Q: What are the biggest challenges that healthcare organizations face when it comes to their data? And how are they overcoming those challenges?

Walton: When EIM initiatives fail, it is most often due to a lack of a long-term C-Suite commitment. In reality, there are a handful of subject matter experts that are involved in multiple strategic initiatives, including EIM. Without buy-in from the top-down, the project will die on the vine as other initiatives come along.

I once met with the entire C-Suite at a healthcare payer around their EIM project and they were not engaged. I asked the CEO, “How many members are you responsible for?” I then proceeded to ask every other executive the same question and received different answers from each. At that moment, the lightbulb went off. It’s imperative that your entire organization is on the same page about fundamental metrics. And while the executive sponsor doesn’t need to be the CEO, it’s critical that he or she consider data to be a strategic asset.

Of course, executive leadership is not the only stakeholders critical to the success of an EIM initiative. To keep the momentum going, individuals from a host of disciplines including finance, operations, and customer service must be involved and engaged. Essentially, you want to establish an EIM operating committee that will become the linchpin of the entire program. What you don’t want is an IT-only driven initiative. Just having a committee isn’t enough though. Everyone needs to have buy in, they need to be incented to participate, and there must be a charter in place to guide their work.

Stewart-Smith: Another common reason these initiatives fail is a lack of focus on the business issue. From the outset, the committee needs to identify the strategic plan for the organization and how they intend to use data to support it. All too often companies go overboard and implement a project with the goal of finding the problems in the data. While it’s difficult to step away from the daily rush and tactical decisions involved in running a healthcare organization, it’s essential that the committee slow down to ask high-level questions as they begin their EIM journey.

Q: We’re seeing an increase in technology within patient care, what role will EIM play in the digitization of the field?
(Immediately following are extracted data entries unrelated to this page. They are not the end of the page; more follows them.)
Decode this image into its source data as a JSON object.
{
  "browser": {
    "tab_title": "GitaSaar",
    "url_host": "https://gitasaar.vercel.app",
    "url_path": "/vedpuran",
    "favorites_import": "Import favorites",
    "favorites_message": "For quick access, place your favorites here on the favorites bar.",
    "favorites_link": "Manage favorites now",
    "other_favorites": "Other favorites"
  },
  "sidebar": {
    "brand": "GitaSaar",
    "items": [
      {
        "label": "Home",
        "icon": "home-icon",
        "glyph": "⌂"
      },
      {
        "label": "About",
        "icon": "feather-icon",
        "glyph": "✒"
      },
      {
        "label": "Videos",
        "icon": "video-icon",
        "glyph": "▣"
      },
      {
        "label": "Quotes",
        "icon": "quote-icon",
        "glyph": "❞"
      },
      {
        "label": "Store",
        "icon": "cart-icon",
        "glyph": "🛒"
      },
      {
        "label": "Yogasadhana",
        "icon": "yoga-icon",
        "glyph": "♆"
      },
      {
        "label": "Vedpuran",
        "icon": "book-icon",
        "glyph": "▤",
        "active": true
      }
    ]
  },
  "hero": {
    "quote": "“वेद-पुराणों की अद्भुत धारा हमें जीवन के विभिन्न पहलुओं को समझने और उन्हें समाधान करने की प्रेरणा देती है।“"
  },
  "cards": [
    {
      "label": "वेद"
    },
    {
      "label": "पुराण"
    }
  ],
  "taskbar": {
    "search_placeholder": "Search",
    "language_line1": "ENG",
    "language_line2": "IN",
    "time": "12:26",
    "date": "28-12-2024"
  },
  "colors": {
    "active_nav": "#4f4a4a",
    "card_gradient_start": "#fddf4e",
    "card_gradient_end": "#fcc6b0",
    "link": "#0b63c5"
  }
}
What should healthcare players be considering now as they prepare for the future?

Walton: It’s hard to have a conversation about EIM without touching on big data, which is where the future lies. We’re increasingly seeing the industry tap into sources like unstructured, click stream data from social media websites. John Hopkins is doing some very innovative work in this space that underscores what’s possible as more systems are integrated. The healthcare system recently leveraged Google Flu to understand local web searches for flu symptoms and then applied that information to better understand how to properly staff their hospital.

When it comes to EIM, it’s not sufficient to throw big data into a data lake, which is often what happens. The data lakes turn into what are better described as data swamps, where information is stuck and not useful for anyone beyond a highly-skilled data scientist. EIM recognizes that data acquisition is useful but not the end all, be all. Its processes and systems ensure that data becomes valuable to decision makers and data consumers.

Q: What advice would you provide to a healthcare organization just getting started or struggling with EIM?

Walton: Create a holistic roadmap that assesses each EIM domain – not just one. For organizations that are just getting started or struggling with EIM, it’s the best place to start.

Stewart-Smith: Don’t look at EIM as a set of tools that you can simply plug in and implement. Be sure to consider the various dimensions that extend beyond the technical aspects, such as data governance and information oversight.